Grayson Blames Losses on Democrats’ ‘Appeasement’ Policy
Rep. Alan Grayson blasted party leaders and President Barack Obama on Thursday for pursuing a “policy of appeasement” over the past two years that he said led to House Democrats getting trounced in Tuesday’s midterm elections.
The Florida liberal was among 49 House Democrats to lose their seats — 10 more races are outstanding — and he blamed the losses on low voter turnout tied to the lack of “a fighting leadership” that stands up for the base.
“Democrats are saddened and demoralized by this policy of appeasement,” he said on MSNBC, calling the elections “a national disaster.”

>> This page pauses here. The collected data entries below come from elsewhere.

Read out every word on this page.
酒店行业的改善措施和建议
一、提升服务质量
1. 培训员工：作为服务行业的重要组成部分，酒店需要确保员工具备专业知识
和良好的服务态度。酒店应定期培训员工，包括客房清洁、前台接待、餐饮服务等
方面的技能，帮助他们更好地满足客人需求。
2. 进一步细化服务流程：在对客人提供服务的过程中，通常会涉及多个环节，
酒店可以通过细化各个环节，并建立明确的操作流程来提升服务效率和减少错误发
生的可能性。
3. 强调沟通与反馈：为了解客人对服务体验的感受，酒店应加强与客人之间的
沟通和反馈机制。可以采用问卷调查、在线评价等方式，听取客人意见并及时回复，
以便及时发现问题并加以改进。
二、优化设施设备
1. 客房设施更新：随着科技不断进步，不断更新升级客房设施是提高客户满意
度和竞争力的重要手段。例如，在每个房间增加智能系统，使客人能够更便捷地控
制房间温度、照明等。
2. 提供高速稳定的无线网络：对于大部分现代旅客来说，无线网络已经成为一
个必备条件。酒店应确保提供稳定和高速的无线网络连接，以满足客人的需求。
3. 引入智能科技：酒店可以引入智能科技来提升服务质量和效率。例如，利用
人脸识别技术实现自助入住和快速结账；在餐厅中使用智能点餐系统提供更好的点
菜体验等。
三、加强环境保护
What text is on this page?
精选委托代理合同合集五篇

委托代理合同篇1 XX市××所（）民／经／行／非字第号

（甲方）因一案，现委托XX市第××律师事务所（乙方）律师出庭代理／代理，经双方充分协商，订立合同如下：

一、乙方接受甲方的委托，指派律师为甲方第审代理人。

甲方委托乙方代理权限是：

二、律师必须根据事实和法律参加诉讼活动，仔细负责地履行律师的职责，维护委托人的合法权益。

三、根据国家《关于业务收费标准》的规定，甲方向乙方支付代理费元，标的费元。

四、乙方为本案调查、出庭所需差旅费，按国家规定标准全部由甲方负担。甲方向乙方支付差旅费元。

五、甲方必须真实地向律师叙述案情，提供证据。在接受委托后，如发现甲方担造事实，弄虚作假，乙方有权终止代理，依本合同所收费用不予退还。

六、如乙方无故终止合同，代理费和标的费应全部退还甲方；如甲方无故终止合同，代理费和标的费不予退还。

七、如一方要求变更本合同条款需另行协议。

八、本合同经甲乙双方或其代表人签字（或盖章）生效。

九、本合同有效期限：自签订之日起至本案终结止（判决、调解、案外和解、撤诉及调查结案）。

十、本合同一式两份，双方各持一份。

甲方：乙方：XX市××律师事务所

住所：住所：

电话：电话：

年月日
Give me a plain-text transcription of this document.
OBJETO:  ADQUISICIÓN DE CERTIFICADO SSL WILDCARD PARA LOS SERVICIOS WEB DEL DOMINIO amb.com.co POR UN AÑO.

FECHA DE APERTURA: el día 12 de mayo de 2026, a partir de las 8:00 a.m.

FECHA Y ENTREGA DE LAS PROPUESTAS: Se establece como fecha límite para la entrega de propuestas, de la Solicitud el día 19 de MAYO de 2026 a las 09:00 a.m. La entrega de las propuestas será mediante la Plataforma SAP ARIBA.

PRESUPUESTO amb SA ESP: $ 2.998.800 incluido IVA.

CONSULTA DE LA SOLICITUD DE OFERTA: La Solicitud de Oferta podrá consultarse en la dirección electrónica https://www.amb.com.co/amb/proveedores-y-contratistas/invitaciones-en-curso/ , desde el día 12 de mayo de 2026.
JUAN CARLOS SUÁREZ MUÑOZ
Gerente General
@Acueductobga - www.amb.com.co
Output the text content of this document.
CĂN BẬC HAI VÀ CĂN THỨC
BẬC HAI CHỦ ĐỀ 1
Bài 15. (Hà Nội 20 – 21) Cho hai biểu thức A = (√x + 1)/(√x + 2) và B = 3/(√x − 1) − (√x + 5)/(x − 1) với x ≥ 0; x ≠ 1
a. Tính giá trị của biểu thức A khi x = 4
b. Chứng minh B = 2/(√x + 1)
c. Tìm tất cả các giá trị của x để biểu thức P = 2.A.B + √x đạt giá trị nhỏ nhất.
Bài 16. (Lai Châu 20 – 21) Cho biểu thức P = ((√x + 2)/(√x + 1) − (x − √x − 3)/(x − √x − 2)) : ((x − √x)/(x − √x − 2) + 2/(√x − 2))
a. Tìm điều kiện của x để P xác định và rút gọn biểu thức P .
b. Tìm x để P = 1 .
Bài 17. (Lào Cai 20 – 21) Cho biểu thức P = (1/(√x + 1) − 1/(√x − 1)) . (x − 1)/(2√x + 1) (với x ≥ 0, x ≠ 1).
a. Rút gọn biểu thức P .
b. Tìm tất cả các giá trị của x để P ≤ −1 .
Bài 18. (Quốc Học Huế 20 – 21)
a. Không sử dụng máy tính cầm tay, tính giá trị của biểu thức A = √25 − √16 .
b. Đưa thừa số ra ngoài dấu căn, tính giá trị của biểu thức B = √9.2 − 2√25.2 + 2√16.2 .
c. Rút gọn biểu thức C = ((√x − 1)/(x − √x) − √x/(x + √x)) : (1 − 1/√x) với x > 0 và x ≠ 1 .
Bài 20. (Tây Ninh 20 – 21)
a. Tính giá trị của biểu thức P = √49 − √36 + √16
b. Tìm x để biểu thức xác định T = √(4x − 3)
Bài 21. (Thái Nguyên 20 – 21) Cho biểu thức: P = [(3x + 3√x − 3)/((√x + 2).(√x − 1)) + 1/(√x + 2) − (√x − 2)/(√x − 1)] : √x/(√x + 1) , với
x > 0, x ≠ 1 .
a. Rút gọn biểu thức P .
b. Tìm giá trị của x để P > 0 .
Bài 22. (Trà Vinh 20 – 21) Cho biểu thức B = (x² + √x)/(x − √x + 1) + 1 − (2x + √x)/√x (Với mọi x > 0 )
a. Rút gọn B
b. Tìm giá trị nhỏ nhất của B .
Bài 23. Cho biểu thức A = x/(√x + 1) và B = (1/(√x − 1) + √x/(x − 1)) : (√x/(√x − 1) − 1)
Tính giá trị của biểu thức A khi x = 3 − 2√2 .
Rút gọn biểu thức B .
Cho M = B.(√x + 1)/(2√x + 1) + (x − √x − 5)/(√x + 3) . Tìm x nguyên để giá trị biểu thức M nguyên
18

Whereas Republicans had a clear strategy of “no” over the past two years, Democrats’ strategy “has been appeasement. And look where it got us,” Grayson said.
The Florida Democrat specifically took aim at Senate Majority Leader Harry Reid (D-Nev.) for compromising too much with Republicans to pass bills. He recommended that Reid read William Butler Yeats’ “The Second Coming,” which contains the line, “The best lack all conviction, while the worst/Are full of passionate intensity.”
The lesson for Reid is that “under certain circumstances, ‘the center cannot hold.’ This is one of those times. The center cannot hold. There is no center. Either you deliver for the people on your side or you’re gone. It’s that simple,” Grayson said, referencing the Yeats poem.
The freshman also called it “a mistake” that Obama is now signaling that he is open to temporarily extending the 2001 and 2003 tax cuts across the board as part of a compromise with Republicans. The issue is expected to dominate debate in the lame-duck session this month.
Asked if he will run for Congress again, Grayson said he will just wait and see for now. “If that’s what the people want, then I’ll be back,” he said.